The report cites one study finding that – of the 8.7 percentage point decline in effective tax rates in the EU from 2005 to 2015 – 3.4 percentage points of the decrease, or 39%, resulted from declining statutory tax rates. However, another 2.5 percentage points of the decrease, or 29%, resulted from changes in domestic tax bases. Smaller portions of the decline resulted, the study found, from foreign country tax rate and base changes and from profit shifting.
There has been a “clear upward trend,” the EU Tax Observatory report states, in R&D tax incentives, capital allowances, and other base-narrowing investment incentives. In addition, EU countries have been introducing preferential tax regimes for intellectual property and notional interest deductions.
To illustrate, the report states that R&D tax incentives have gone up 442% in terms of GDP over 18 years. Intellectual property boxes have also become more common, with 14 EU countries now offering intellectual property regimes with tax rates below 15% for certain income related to patents, software, and other intangible assets. Six EU countries have also adopted allowances for corporate equity.
These measures can “substantially drive down the effective tax rates” of multinational enterprises. While the measures are also available to smaller, local companies, multinational entities are more able to take advantage of cross-border differences in tax laws because they can more easily move operations and profits from one country to another.
There are also concerns, as suggested by a study cited in the report, that the increasingly generous R&D incentives are not driving more global R&D activity among multinational entities on the whole, but instead just inducing multinationals to move R&D investments from one country to another.

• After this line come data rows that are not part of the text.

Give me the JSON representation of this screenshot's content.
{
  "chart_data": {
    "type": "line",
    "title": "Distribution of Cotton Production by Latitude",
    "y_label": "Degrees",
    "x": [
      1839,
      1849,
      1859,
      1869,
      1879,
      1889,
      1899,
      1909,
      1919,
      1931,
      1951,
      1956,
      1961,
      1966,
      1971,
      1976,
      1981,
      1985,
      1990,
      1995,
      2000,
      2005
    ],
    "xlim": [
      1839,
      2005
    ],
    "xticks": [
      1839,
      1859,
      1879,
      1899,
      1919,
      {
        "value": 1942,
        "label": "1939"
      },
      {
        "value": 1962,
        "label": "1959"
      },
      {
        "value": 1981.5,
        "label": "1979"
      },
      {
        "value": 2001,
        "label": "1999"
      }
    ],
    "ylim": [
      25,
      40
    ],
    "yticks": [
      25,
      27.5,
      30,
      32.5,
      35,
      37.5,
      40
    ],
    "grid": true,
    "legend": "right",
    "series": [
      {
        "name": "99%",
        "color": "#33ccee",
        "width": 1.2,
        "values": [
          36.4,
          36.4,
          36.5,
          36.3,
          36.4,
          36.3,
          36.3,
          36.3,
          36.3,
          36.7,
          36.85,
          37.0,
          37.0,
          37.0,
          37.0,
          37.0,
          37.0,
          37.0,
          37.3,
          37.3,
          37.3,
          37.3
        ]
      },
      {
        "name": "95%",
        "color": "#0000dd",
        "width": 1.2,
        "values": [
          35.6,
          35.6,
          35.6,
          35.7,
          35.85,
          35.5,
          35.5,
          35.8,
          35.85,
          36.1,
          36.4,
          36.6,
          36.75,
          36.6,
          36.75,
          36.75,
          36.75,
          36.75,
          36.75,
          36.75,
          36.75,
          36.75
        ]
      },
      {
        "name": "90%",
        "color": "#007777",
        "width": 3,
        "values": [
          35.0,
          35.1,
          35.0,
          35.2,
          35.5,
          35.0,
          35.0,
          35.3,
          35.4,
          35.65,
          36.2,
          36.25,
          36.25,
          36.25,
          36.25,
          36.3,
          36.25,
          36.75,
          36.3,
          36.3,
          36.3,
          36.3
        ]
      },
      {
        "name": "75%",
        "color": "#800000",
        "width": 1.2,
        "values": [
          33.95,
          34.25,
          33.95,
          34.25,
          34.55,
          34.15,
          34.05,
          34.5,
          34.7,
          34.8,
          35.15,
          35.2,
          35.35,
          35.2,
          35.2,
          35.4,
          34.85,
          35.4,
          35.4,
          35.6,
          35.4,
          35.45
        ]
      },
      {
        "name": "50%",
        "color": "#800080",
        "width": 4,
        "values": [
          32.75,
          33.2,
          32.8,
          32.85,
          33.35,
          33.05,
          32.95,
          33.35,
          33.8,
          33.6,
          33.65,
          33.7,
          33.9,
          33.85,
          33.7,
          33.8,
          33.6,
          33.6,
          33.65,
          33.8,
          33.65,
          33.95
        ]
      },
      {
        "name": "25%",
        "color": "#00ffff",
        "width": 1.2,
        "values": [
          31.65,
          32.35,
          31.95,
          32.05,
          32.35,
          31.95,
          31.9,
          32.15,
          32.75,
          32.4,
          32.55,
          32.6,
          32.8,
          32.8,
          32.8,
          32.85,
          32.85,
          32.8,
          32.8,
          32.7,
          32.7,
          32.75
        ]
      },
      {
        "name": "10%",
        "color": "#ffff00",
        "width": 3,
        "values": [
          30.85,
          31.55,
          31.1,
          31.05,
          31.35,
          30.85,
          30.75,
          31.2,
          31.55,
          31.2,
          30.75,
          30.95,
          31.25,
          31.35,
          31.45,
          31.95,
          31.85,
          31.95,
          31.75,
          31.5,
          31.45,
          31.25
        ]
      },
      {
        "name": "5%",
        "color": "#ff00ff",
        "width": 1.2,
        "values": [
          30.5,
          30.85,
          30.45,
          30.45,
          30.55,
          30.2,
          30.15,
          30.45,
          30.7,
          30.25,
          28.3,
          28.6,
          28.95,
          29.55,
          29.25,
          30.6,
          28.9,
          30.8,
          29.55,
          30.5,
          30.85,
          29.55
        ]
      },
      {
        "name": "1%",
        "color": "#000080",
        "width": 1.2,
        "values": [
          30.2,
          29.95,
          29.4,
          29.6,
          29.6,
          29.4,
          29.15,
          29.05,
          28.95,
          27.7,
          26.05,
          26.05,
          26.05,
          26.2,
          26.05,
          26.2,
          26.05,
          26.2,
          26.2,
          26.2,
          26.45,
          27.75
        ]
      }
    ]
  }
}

To address these concerns and issues related to ongoing tax competition via base-narrowing measures, the EU Tax Observatory makes some policy recommendations – while acknowledging the valid policy motivations for R&D and other types of tax incentives.
Among these policy proposals, the group suggests that the 15% global minimum tax rate floor in the OECD-led global tax deal should be coupled with limitations on deductions from the corporate tax base and minimized carve-outs. In this respect, it notes that the October 8 statement left “quite unclear” to what extent the tax base calculation would allow for R&D tax incentives and similar deductions.